Some of the larger ink particles are dispersed in the dermis to create the tattoo, while others are taken up by cells called fibroblasts. Some of the ink particles are eventually taken up by fibroblasts, which are a type of skin cell that helps heal wounds, but not enough to make the tattoo disappear. Presumably, the ink particles eventually move into the deeper layers of the dermis due to the action of mobile phagocytic cells (for example, immune cells), due to which the tattoo becomes bluish, faded and fuzzy.
None of the Body’s Cells Can Destroy the Ink
Because others cannot dissolve the ink’s pigments, the ink remains visible through the skin. Because dermal macrophages cannot break down the ink, they thwart the immune system’s attack by staying in place in the second layer of skin, locking the ink in their vacuoles. When immune cells called macrophages wither, they leave ink between skin cells, like when you get your first tattoo. Dermal dendritic cells are primed to initiate a response to injury, such as that caused by tattoo needles entering the skin and injecting pigment.
In the dermis, ink-containing phagocytes are concentrated under a layer of granulation tissue surrounded by collagen along the epidermis-dermis junction. Initially, the ink is taken up by keratinocytes and phagocytes, including fibroblasts, macrophages, and mast cells. It is important to note that after tattoo ink infusion, bound pigment particles can leave the skin through their vasculature and enter the lymphatic system (nodes).

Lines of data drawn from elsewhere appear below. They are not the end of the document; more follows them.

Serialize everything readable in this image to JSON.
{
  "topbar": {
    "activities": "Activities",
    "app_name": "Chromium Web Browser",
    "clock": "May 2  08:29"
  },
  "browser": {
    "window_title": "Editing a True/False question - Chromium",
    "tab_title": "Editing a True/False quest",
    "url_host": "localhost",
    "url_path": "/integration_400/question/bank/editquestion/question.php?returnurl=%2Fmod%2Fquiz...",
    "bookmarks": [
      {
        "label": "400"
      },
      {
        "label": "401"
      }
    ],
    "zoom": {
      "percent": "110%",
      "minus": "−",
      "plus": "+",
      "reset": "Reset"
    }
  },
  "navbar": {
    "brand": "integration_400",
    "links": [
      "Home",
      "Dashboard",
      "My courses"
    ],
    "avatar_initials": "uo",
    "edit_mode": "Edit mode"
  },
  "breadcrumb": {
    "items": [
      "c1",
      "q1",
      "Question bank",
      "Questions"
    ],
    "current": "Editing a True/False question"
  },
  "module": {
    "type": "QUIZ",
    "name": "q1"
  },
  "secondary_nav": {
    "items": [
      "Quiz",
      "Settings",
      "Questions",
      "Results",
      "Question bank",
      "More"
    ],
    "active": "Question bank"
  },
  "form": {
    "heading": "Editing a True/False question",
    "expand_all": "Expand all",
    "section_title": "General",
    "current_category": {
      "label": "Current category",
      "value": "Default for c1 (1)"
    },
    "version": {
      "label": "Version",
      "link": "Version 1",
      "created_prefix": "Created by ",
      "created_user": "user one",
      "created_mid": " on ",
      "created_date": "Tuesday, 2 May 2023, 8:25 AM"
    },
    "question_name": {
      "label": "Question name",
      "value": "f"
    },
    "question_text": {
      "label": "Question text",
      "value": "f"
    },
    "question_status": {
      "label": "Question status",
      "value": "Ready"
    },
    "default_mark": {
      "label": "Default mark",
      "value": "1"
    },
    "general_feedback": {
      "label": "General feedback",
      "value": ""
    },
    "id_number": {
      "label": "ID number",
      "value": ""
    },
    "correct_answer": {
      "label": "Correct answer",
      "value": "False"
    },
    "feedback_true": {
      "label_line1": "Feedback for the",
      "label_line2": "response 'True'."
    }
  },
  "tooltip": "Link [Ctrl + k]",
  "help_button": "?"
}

The tattooing process involves injecting the desired color of ink pigment into the dermis layer of the skin. Insertion is done by dipping the tattoo needle in colored ink before applying it to the skin. In laser tattoo removal, a laser sends short pulses (down to a trillionth of a second) that strike the ink particles and break them up.
Tattoos can be destroyed with a laser that penetrates deep into the skin, breaking the ink fragments into smaller particles that are more easily carried away by these macrophages. An experienced tattoo artist can minimize the amount of ink entering the veins by injecting the ink to the correct depth.